恒常的なNrf2活性化によるアセトアミノフェン毒性発現の防御

抄録

【目的】転写因子Nrf2は親電子性物質などの刺激により細胞質から核へ移行・蓄積し、主に第II相解毒代謝酵素群の転写を活性化する。この活性化は、非刺激下においてNrf2と結合しているストレスセンサータンパク質Keap1によって制御されている。恒常的なNrf2活性化を示すKeap1ノックアウト (KO) マウスは離乳前に致死となり、その後の解析が不可能であった。そこで、当研究室において確立したKeap1ノックダウン (KD) マウスを用いて、肝毒性を示す解熱鎮痛剤アセトアミノフェン (APAP) の毒性発現抑制における恒常的なNrf2活性化の寄与を調べた。
【方法】Keap1 KDマウス：Keap1flox/－を用いた。APAP投与：700 mg/kgを単回腹腔内投与した。抗酸化剤またはグルタチオン (GSH) 枯渇剤はAPAPと同時投与した。

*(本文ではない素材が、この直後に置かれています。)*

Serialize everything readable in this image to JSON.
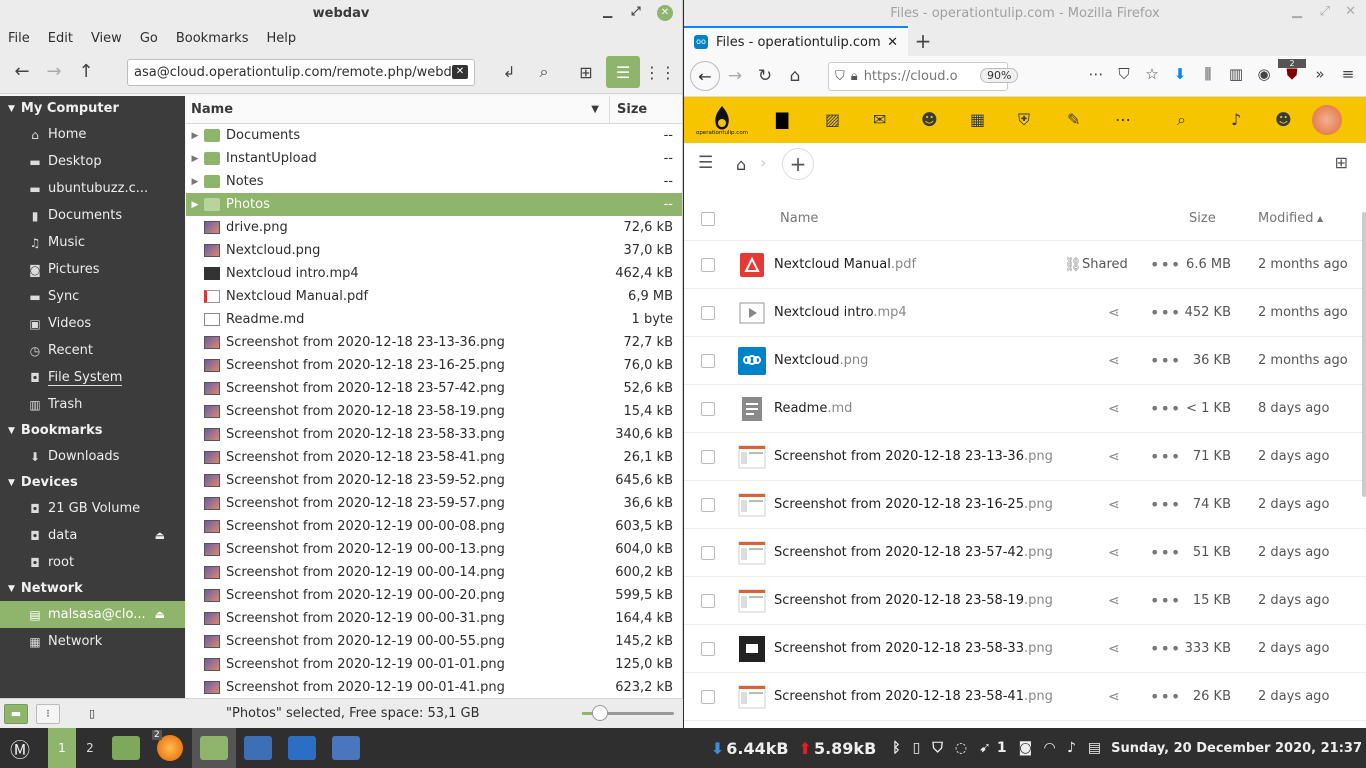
{
  "nemo": {
    "title": "webdav",
    "menu": [
      "File",
      "Edit",
      "View",
      "Go",
      "Bookmarks",
      "Help"
    ],
    "location": "asa@cloud.operationtulip.com/remote.php/webdav",
    "sidebar": {
      "my_computer": {
        "header": "My Computer",
        "items": [
          {
            "label": "Home",
            "icon": "home-icon"
          },
          {
            "label": "Desktop",
            "icon": "folder-icon"
          },
          {
            "label": "ubuntubuzz.c...",
            "icon": "folder-icon"
          },
          {
            "label": "Documents",
            "icon": "document-icon"
          },
          {
            "label": "Music",
            "icon": "music-icon"
          },
          {
            "label": "Pictures",
            "icon": "camera-icon"
          },
          {
            "label": "Sync",
            "icon": "folder-icon"
          },
          {
            "label": "Videos",
            "icon": "video-icon"
          },
          {
            "label": "Recent",
            "icon": "clock-icon"
          },
          {
            "label": "File System",
            "icon": "drive-icon"
          },
          {
            "label": "Trash",
            "icon": "trash-icon"
          }
        ]
      },
      "bookmarks": {
        "header": "Bookmarks",
        "items": [
          {
            "label": "Downloads",
            "icon": "download-icon"
          }
        ]
      },
      "devices": {
        "header": "Devices",
        "items": [
          {
            "label": "21 GB Volume",
            "icon": "drive-icon"
          },
          {
            "label": "data",
            "icon": "drive-icon"
          },
          {
            "label": "root",
            "icon": "drive-icon"
          }
        ]
      },
      "network": {
        "header": "Network",
        "items": [
          {
            "label": "malsasa@clo...",
            "icon": "server-icon"
          },
          {
            "label": "Network",
            "icon": "network-icon"
          }
        ]
      }
    },
    "columns": {
      "name": "Name",
      "size": "Size"
    },
    "files": [
      {
        "name": "Documents",
        "size": "--",
        "type": "folder"
      },
      {
        "name": "InstantUpload",
        "size": "--",
        "type": "folder"
      },
      {
        "name": "Notes",
        "size": "--",
        "type": "folder"
      },
      {
        "name": "Photos",
        "size": "--",
        "type": "folder"
      },
      {
        "name": "drive.png",
        "size": "72,6 kB",
        "type": "img"
      },
      {
        "name": "Nextcloud.png",
        "size": "37,0 kB",
        "type": "img"
      },
      {
        "name": "Nextcloud intro.mp4",
        "size": "462,4 kB",
        "type": "vid"
      },
      {
        "name": "Nextcloud Manual.pdf",
        "size": "6,9 MB",
        "type": "pdf"
      },
      {
        "name": "Readme.md",
        "size": "1 byte",
        "type": "md"
      },
      {
        "name": "Screenshot from 2020-12-18 23-13-36.png",
        "size": "72,7 kB",
        "type": "img"
      },
      {
        "name": "Screenshot from 2020-12-18 23-16-25.png",
        "size": "76,0 kB",
        "type": "img"
      },
      {
        "name": "Screenshot from 2020-12-18 23-57-42.png",
        "size": "52,6 kB",
        "type": "img"
      },
      {
        "name": "Screenshot from 2020-12-18 23-58-19.png",
        "size": "15,4 kB",
        "type": "img"
      },
      {
        "name": "Screenshot from 2020-12-18 23-58-33.png",
        "size": "340,6 kB",
        "type": "img"
      },
      {
        "name": "Screenshot from 2020-12-18 23-58-41.png",
        "size": "26,1 kB",
        "type": "img"
      },
      {
        "name": "Screenshot from 2020-12-18 23-59-52.png",
        "size": "645,6 kB",
        "type": "img"
      },
      {
        "name": "Screenshot from 2020-12-18 23-59-57.png",
        "size": "36,6 kB",
        "type": "img"
      },
      {
        "name": "Screenshot from 2020-12-19 00-00-08.png",
        "size": "603,5 kB",
        "type": "img"
      },
      {
        "name": "Screenshot from 2020-12-19 00-00-13.png",
        "size": "604,0 kB",
        "type": "img"
      },
      {
        "name": "Screenshot from 2020-12-19 00-00-14.png",
        "size": "600,2 kB",
        "type": "img"
      },
      {
        "name": "Screenshot from 2020-12-19 00-00-20.png",
        "size": "599,5 kB",
        "type": "img"
      },
      {
        "name": "Screenshot from 2020-12-19 00-00-31.png",
        "size": "164,4 kB",
        "type": "img"
      },
      {
        "name": "Screenshot from 2020-12-19 00-00-55.png",
        "size": "145,2 kB",
        "type": "img"
      },
      {
        "name": "Screenshot from 2020-12-19 00-01-01.png",
        "size": "125,0 kB",
        "type": "img"
      },
      {
        "name": "Screenshot from 2020-12-19 00-01-41.png",
        "size": "623,2 kB",
        "type": "img"
      }
    ],
    "selected_file": "Photos",
    "status": "\"Photos\" selected, Free space: 53,1 GB",
    "zoom_level": 0.2
  },
  "firefox": {
    "window_title": "Files - operationtulip.com - Mozilla Firefox",
    "tab_title": "Files - operationtulip.com",
    "url": "https://cloud.o",
    "zoom": "90%",
    "badge_count": "2",
    "nextcloud": {
      "logo_text": "operationtulip.com",
      "columns": {
        "name": "Name",
        "size": "Size",
        "modified": "Modified"
      },
      "files": [
        {
          "base": "Nextcloud Manual",
          "ext": ".pdf",
          "size": "6.6 MB",
          "modified": "2 months ago",
          "shared": "Shared",
          "thumb": "pdf"
        },
        {
          "base": "Nextcloud intro",
          "ext": ".mp4",
          "size": "452 KB",
          "modified": "2 months ago",
          "shared": "",
          "thumb": "video"
        },
        {
          "base": "Nextcloud",
          "ext": ".png",
          "size": "36 KB",
          "modified": "2 months ago",
          "shared": "",
          "thumb": "nc"
        },
        {
          "base": "Readme",
          "ext": ".md",
          "size": "< 1 KB",
          "modified": "8 days ago",
          "shared": "",
          "thumb": "doc"
        },
        {
          "base": "Screenshot from 2020-12-18 23-13-36",
          "ext": ".png",
          "size": "71 KB",
          "modified": "2 days ago",
          "shared": "",
          "thumb": "shot"
        },
        {
          "base": "Screenshot from 2020-12-18 23-16-25",
          "ext": ".png",
          "size": "74 KB",
          "modified": "2 days ago",
          "shared": "",
          "thumb": "shot"
        },
        {
          "base": "Screenshot from 2020-12-18 23-57-42",
          "ext": ".png",
          "size": "51 KB",
          "modified": "2 days ago",
          "shared": "",
          "thumb": "shot"
        },
        {
          "base": "Screenshot from 2020-12-18 23-58-19",
          "ext": ".png",
          "size": "15 KB",
          "modified": "2 days ago",
          "shared": "",
          "thumb": "shot"
        },
        {
          "base": "Screenshot from 2020-12-18 23-58-33",
          "ext": ".png",
          "size": "333 KB",
          "modified": "2 days ago",
          "shared": "",
          "thumb": "dark"
        },
        {
          "base": "Screenshot from 2020-12-18 23-58-41",
          "ext": ".png",
          "size": "26 KB",
          "modified": "2 days ago",
          "shared": "",
          "thumb": "shot"
        }
      ]
    }
  },
  "taskbar": {
    "workspaces": [
      "1",
      "2"
    ],
    "firefox_badge": "2",
    "net_down": "6.44kB",
    "net_up": "5.89kB",
    "tray_count": "1",
    "clock": "Sunday, 20 December 2020, 21:37"
  },
  "colors": {
    "accent": "#8fb46c",
    "nextcloud_header": "#f7c500",
    "firefox_tab": "#0a84ff"
  }
}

【結果および考察】Keap1 KDマウスは、成長遅延はみられるものの生殖可能な成獣に成長した。KDマウスでは主要臓器におけるKeap1タンパク質の発現減少がみられ、逆相関的にNrf2標的遺伝子であるNAD(P)H:キノン還元酵素１ (NQO1) の発現上昇がみられた。また、このKDマウス肝臓においてNrf2は恒常的に核蓄積していることを確認した。野生型マウスとKDマウスに致死量のAPAPを投与すると、KDマウスは全例48時間以上生存した。APAP投与後に野生型マウスでは総GSH量の減少がみられるが、KDマウスにおいては定常量に維持されていた。また、野生型におけるAPAP毒性は抗酸化剤NACによって防御できた。一方、GSH枯渇剤BSOとAPAPをKDマウスに同時投与すると、全例15時間以内に死亡した。以上より、APAPの毒性発現を抑制する機構として、恒常的なNrf2活性化による総GSH量の維持が重要な役割を果たしていることが明らかになった。